Вернувшись в воскресенье домой, в тесную квартирку на улице Люн, Луиза обнаружила, что мать рыдает, Аделаида и Гийом стоят с открытым ртом, а Луи-Матюрен мерит комнату шагами и возводит хулу на святых.
– Они эпилептики, все до единого, – возглашал он. – Уж я-то знаю, я специально изучал эпилепсию, и симптомы все налицо. Выпученные глаза, пена изо рта, нечувствительность к боли, нарушения речи, многочасовая неподвижность – все это несомненные признаки эпилепсии. Добрый вечер, Луиза. Гляди, блудный сын вернулся. Опера лишилась величайшего певца всех времен и народов. Петь я больше не стану. Займусь наукой.

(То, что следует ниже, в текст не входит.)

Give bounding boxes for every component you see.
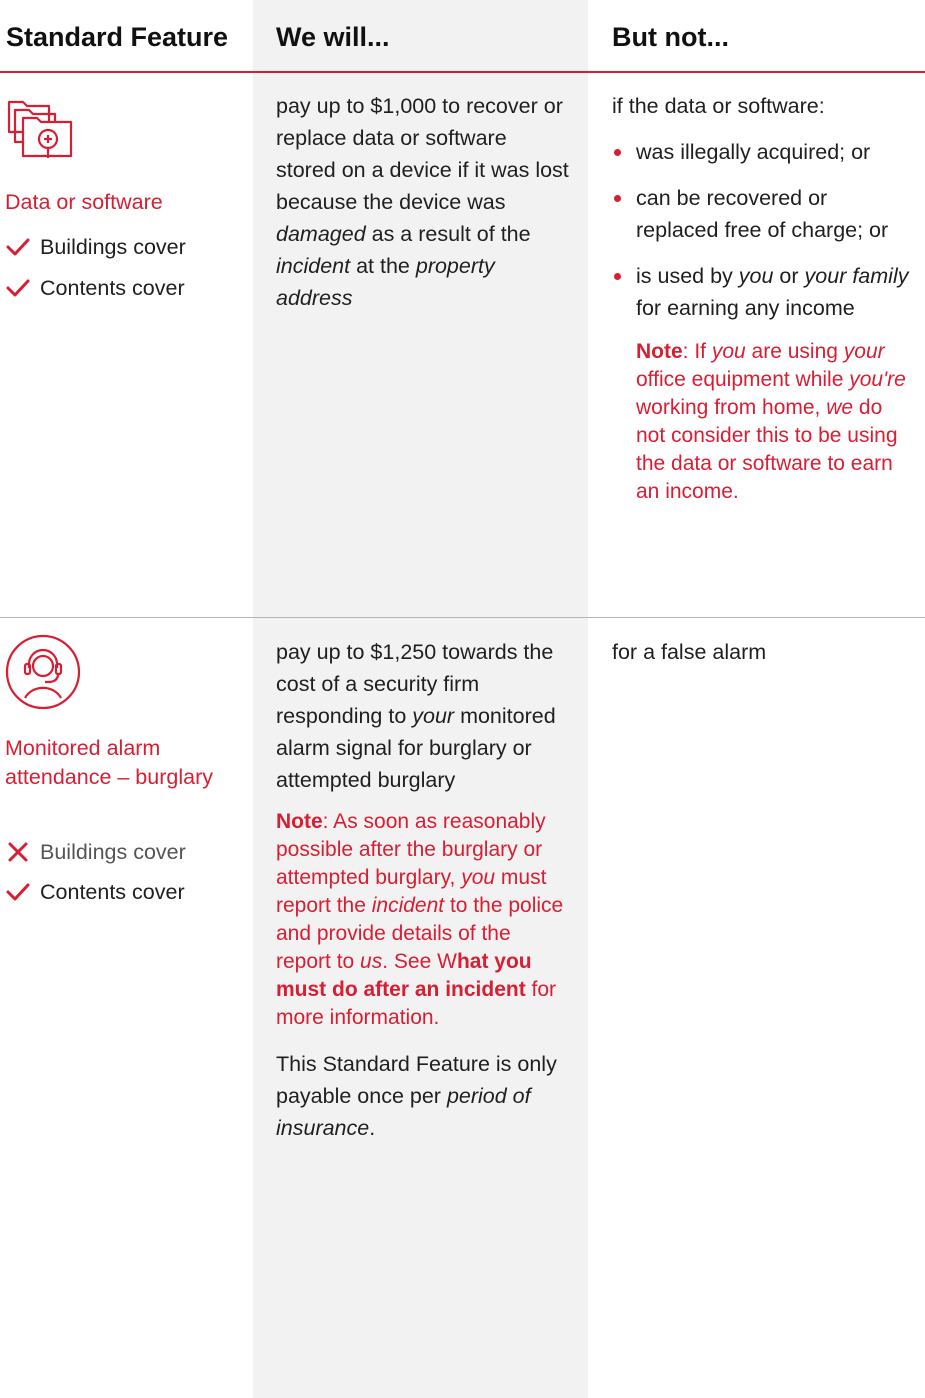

Он стоял в середине комнаты, размахивая руками, безумные голубые глаза смотрели на нее сверху вниз, каштановые кудри отлетели с высокого лба.
Луиза нежно поцеловала брата, задержала его руку в своей.
– Я очень рада, что ты одумался и бросил сцену, – сказала она. – Но что это за новые глупости? Ну же, Луи, успокойся и говори здраво. Смотри, маму перепугал, а у маленьких такой вид, будто они увидели привидение.
– Глупости? Кто смеет утверждать, что я говорю глупости? – вскинулся Луи, отталкивая сестру. – Если и есть истина в этом проклятом мире, где мы имеем несчастье жить, то искать ее следует в науке. Бога твоего не существует, твоя религия – издевательство над людьми. Знаешь ли ты, что когда ты складываешь руки и возносишь к Небесам свои молитвы, ты на деле обращаешься к миллиардам солнц, вращающихся в космосе, к частице бескрайней Вселенной? Что и наш мир когда-то был пылающим шаром и когда-нибудь либо вновь обратится в пламя и сгорит, либо медленно остынет и омертвеет, как и Луна?
– Жестокие, смехотворные выдумки, – твердо произнесла Луиза. – Господь этого не попустит.
– Бедная моя сестренка, да я же тебе только что сказал, что никакого бога нет и никогда не было. Бог – людское изобретение, отводная труба для эмоций. Мы до такой степени лишены отваги, что вынуждены создавать идола…
– Довольно, Луи! – вмешалась мать. – Не смей больше богохульствовать в этом доме! Ты был рожден и воспитан католиком, как и твои братья и сестры; если ты решил отречься от веры, пусть это останется на твоей совести, но слушать об этом мы не желаем. И пока ты придерживаешься подобных взглядов, лучше тебе здесь не появляться.
Луи-Матюрен запустил пятерню в волосы и громко застонал.
– Никто меня не понимает! – пробормотал он. – Сочувствия никакого, просвещаться не хотят. Вышвыривают из родного дома прямо на улицу. Дивный пример христианской добродетели: мать отказывает в корке хлеба родному сыну. Ну да ладно. Я горд, я тверд в своем стремлении преуспеть. Настанет день, когда имя мое будет на устах всего мира; ученые и профессора назовут меня Великим Учителем. Я уже придумал, как построить аппарат, на котором можно полететь на Луну… Луиза, ты единственная из всей семьи хоть немного меня понимаешь. Неужели и ты вышвырнешь меня за дверь?